Wednesday, October 12, 2011

The Baby Bug

Perhaps it's time for an introduction to the blog. Most of what you will see is on the "Who and What" page, but we can dig a little deeper into what I'm thinking about on this post.

Nothing on this blog will be normal or scheduled. It will remain a variety of things that make up my life. I know somewhere, there are women who live the same "varied lifestyle" I live. Perhaps they'll find some fun and comfort here.

As of right now, there is an underlying theme to this blog that I pray will change in time. I want to have a child. I am almost Thirty years old and already the Step-Mother of two awesome kids. They're six and nine years old right now and a ton of fun.

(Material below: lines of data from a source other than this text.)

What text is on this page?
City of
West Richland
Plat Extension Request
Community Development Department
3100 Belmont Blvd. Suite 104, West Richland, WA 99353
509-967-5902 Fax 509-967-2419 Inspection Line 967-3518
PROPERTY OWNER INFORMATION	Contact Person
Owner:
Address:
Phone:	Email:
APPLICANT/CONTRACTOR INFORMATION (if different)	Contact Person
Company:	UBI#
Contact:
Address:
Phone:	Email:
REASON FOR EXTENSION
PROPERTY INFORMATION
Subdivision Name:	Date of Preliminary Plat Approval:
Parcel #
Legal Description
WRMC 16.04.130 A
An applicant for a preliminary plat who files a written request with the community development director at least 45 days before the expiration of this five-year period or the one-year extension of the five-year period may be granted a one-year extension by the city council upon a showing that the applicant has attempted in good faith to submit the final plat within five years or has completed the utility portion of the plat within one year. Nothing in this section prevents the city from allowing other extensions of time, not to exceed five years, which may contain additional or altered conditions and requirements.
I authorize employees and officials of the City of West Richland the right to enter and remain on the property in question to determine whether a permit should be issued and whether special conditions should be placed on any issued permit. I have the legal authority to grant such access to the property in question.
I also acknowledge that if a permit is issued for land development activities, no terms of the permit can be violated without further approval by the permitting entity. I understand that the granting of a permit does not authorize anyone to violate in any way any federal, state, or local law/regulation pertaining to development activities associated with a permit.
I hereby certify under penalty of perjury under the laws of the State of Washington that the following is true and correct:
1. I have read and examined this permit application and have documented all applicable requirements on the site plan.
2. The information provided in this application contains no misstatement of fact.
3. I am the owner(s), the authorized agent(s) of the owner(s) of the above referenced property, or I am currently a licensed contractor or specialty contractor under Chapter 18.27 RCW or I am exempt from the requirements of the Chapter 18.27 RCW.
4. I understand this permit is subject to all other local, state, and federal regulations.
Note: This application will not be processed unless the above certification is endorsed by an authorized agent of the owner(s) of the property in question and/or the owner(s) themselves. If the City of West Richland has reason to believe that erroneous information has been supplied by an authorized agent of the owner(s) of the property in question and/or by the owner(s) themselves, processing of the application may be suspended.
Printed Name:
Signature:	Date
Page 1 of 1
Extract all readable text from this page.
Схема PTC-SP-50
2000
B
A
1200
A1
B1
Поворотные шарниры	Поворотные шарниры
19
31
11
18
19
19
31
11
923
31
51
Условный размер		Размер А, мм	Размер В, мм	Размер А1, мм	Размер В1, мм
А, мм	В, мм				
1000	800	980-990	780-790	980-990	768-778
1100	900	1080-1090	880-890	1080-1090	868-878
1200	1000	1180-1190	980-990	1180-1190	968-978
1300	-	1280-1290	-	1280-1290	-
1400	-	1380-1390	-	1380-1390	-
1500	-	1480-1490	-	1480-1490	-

My husband and I have been very adamant on not having children. He has two children and I have none. We were OK with this for almost three years. Then, something changed. A few things changed. First, we really thought I could not conceive. I was married before I married him and never got pregnant. Then, we found out I could conceive and that was a surprise. The second change was we went from living together and being engaged for almost three years to finally being married. Tying the knot changed our world in a subtle but drastic way.

Suddenly, every precaution we took to keep me from getting pregnant went out the window. It wasn't because we wanted to get pregnant, but we're married now. Who wants to use protection or take precautions anymore?

A few months ago, I skipped a period and he asked me to take a pregnancy test. I told him I wasn't pregnant. I knew I wasn't, but I took the test anyway and I was correct. Yet something inside me was extremely disappointed in this. For some strange reason, I felt like I wanted to cry over seeing a very expected negative result. "Dear Lord" I thought to myself "I want a child with him."

So here we are, balancing two varied lives and praying a child might become part of our family sometime soon. Me? I want a boy. He wants a girl.